2 minggu kemudian....
Hidupku gini-gini amat, bangun sekadar berangkat sekolah Cuma nimbrung di ruang OSIS dan berkutat dengan kerjaan sebagai anggota seksi dokumentasi. Maksudku, emang gak ada kerjaan keren selain ... edit foto, bikin poster sekolah, bahkan buat laporan acara sekolah?

Gak sih, patroli malam selalu menunggu, tapi kan lama-lama bosan juga. Mendadak pengen cari kegiatan baru yang masih bisa aku kerjakan di sekolah. Aku mendesah pasrah atas urusanku dengan laptop milik Daniel alias Uwel.

“Udah selesai, Ketua,” kataku bersandar di sofa sambil regangkan otot lengan ke atas. “Please, hari ini kasih aku kerjaan yang anti-mainstream selama jadi pengurus OSIS.”
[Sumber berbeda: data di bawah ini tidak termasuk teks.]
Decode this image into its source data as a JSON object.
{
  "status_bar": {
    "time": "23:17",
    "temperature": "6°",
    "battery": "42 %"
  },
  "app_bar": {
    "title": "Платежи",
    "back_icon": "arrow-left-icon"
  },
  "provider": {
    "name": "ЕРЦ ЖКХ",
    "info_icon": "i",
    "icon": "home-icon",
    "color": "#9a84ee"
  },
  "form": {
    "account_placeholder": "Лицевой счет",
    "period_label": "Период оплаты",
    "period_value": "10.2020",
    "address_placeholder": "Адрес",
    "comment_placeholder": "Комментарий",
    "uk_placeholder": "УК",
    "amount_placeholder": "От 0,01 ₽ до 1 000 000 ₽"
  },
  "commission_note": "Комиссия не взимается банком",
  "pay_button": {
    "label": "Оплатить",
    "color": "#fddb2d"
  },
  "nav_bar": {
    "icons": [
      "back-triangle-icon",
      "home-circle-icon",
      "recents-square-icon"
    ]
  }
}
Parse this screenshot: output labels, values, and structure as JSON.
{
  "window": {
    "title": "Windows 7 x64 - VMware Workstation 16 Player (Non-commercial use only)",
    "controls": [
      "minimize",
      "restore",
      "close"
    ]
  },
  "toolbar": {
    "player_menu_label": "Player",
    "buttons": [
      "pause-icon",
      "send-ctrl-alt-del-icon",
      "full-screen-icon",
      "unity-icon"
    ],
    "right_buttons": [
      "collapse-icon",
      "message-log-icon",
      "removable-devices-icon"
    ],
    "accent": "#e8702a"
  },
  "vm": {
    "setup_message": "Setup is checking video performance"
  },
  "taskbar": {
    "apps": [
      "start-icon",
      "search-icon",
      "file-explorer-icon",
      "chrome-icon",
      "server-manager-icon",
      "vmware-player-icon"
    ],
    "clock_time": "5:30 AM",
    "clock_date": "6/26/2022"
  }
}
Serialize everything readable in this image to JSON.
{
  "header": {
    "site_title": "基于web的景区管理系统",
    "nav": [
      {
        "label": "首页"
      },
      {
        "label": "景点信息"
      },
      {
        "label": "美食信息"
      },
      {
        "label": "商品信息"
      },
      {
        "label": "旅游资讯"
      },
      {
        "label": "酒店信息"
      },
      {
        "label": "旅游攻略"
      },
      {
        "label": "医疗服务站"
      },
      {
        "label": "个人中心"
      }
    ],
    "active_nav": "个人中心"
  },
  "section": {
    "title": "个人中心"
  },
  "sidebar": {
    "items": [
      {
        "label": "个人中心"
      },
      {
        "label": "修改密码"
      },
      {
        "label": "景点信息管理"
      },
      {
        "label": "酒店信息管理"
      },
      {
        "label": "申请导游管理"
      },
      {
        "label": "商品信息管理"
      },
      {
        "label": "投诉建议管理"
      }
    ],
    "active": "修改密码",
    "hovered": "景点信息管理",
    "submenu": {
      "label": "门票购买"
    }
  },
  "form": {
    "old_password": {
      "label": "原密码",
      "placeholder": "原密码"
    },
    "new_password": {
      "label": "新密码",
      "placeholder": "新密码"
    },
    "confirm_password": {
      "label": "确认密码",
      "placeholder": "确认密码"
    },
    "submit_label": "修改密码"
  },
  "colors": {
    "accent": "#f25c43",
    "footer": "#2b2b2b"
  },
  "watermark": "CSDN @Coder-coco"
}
“Ya udah, kepoin si Bagas tuh.” Itu jawaban yang paling aku hindari saking malasnya berurusan sama cowok kepala batu kayak dia. Mana dia ngomong tanpa lirik orang yang disebut. “Tumben banget dia pelanga-pelongo depan hape, biasanya datang-datang rampas buku punyaku buat dibaca sampai bel masuk.”

Dan tunggu dulu, kedengarannya seru. Pasti ada yang gak beres sama kewarasan Bagas, lantas kudekati sambil pasang senyum jahil. Gimana ya aku jelasinnya? Paling penting, Bagas gak sadar aku numpang lewat, padahal aslinya....

“Hayo ngapain kamu?” Aku langsung tepuk punggung Bagas dari belakang. Entah karena dorongan yang kuat atau suaraku yang cempreng sampai berpotensi pecahkan kaca kalau pakai toa masjid, tuh cowok seketika pencet layar hape sembarangan. Untung gak jatuh.

“Lu mau gua hajar, anj*ng?!” Ini nih alasan aku malas kepoin cowok modelan Bagas. Keluar semua dah bahasa kebun binatang.

“Uwel sendiri yang nyaranin!” dalihku cengengesan dan menunjuk si biang kerok.

“Kan situ yang pengen dapat kerjaan,” kata Uwel yang sedang catat sesuatu di buku quarto.

“B*ngsat lu, bacot!”

“Lagian, kamu gak biasanya lihat hape lama-lama,” kataku balik ... ladeni Bagas. Sejujurnya, aku lebih kepengen ngobrol sama Bagas mode culun. “Kenapa emang?”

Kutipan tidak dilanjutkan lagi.